DIVORCE AND HIGH CONFLICT PARENTS

By Irving H. Zaroff, JD LMFT and Dana Schutz, MA LMFT

As long as you have certain desires about how it ought to be you can't see how it is.
~Ram Dass, Spiritual Teacher

According to experts at the International Center for Peaceful Shared Parenting, 80% of family court cases are described as low-conflict cases, 10% as moderate conflict cases and 10% as high conflict cases, with regard to custody.

For many couples who come to mediation, the parenting plan can be the most important long term issue addressed. Fortunately, today, most parents understand the serious negative impact divorce can have on children.  As divorce has become more prevalent, it has become less stigmatizing and more open to discussion. Parents, extended families, educators and professionals are more educated about divorce and what it is about divorce that has the potential to negatively affect the kids.
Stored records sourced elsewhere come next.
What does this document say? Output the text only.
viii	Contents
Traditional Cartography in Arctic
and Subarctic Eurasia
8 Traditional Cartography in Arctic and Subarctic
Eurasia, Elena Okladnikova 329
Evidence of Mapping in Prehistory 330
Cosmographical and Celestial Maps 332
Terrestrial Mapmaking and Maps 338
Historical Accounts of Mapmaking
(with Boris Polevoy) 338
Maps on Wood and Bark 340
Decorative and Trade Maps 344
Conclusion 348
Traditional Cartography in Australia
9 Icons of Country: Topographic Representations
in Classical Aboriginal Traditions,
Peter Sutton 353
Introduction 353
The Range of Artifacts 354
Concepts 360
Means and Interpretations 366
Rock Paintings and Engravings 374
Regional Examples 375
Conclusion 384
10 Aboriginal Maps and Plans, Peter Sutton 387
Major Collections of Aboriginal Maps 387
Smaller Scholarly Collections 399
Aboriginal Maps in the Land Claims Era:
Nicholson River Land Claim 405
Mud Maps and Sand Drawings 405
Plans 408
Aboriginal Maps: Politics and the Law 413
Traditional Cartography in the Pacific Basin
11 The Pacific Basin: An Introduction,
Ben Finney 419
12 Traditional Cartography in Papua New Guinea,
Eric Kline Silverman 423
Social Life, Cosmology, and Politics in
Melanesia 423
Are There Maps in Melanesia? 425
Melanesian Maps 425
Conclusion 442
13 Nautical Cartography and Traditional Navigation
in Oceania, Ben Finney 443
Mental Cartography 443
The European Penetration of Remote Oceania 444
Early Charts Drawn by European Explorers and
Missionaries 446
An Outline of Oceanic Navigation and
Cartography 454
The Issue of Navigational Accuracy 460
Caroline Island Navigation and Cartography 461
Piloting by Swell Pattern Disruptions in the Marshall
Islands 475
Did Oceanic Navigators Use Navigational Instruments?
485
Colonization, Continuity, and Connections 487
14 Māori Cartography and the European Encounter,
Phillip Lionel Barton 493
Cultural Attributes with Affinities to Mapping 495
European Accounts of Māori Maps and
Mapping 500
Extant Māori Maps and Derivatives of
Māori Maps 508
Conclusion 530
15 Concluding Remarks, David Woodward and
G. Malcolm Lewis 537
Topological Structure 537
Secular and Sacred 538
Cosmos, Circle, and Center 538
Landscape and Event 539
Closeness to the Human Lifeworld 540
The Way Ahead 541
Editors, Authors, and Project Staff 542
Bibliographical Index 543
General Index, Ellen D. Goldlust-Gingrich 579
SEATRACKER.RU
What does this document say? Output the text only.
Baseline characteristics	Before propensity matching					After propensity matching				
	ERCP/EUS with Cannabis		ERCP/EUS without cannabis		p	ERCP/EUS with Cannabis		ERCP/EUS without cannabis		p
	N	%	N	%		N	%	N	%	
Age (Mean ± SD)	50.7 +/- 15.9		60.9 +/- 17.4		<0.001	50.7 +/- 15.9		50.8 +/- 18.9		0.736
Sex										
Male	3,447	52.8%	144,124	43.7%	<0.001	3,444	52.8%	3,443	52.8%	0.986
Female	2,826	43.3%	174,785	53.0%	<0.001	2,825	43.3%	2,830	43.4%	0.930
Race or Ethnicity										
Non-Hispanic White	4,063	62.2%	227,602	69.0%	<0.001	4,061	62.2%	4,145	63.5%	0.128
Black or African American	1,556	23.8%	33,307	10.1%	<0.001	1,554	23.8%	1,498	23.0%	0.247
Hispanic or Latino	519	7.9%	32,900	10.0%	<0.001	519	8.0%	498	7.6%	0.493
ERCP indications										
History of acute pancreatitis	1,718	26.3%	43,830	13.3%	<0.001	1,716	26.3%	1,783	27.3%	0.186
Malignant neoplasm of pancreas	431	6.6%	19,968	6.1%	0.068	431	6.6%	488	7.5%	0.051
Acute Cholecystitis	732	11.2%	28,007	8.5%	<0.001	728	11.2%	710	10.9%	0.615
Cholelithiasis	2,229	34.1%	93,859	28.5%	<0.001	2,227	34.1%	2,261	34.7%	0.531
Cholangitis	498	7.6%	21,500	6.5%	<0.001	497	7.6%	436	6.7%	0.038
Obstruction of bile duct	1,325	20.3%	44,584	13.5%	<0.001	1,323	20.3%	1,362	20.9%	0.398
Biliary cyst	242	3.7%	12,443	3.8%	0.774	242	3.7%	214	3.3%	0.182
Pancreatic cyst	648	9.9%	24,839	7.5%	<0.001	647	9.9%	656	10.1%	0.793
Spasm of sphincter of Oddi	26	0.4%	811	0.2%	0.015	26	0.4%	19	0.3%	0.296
Over and over we teach, and preach, that the most significant factor affecting the children has to do with the ability of the parents to manage the relationship between them in a manner that allows the children to have an ongoing, healthy relationship with each parent. It is when parents fail to grasp the seriousness of this issue that problems and issues arise that have the potential to impact the healthy development of the child. The long term effects of high conflict cases can be seen in adults who were subjected to hostile environments as children.

Although parents have become more aware of the significant power and influence they wield in these situations, there is still a need educate and inform those you know who may be struggling in these situations. The internet is a wonderful tool at times in helping parents and supporting family members find solutions to assist in this process.

Some excellent resources for assisting high conflict couples with parent management can be found at www.sharedkids.com, www.ourfamilywizard.com, and www.peacefulsharedcustody.com.

Associations that provide professional referrals are the Association of Family and Conciliation Courts and the Association for Conflict Resolution.

Mediators, by definition, remain neutral between couples, but at the Center for Cooperative Divorce, while we assist parents in all areas of the divorce process, our background and training in mental health tends towards advocacy for the children’s best interests.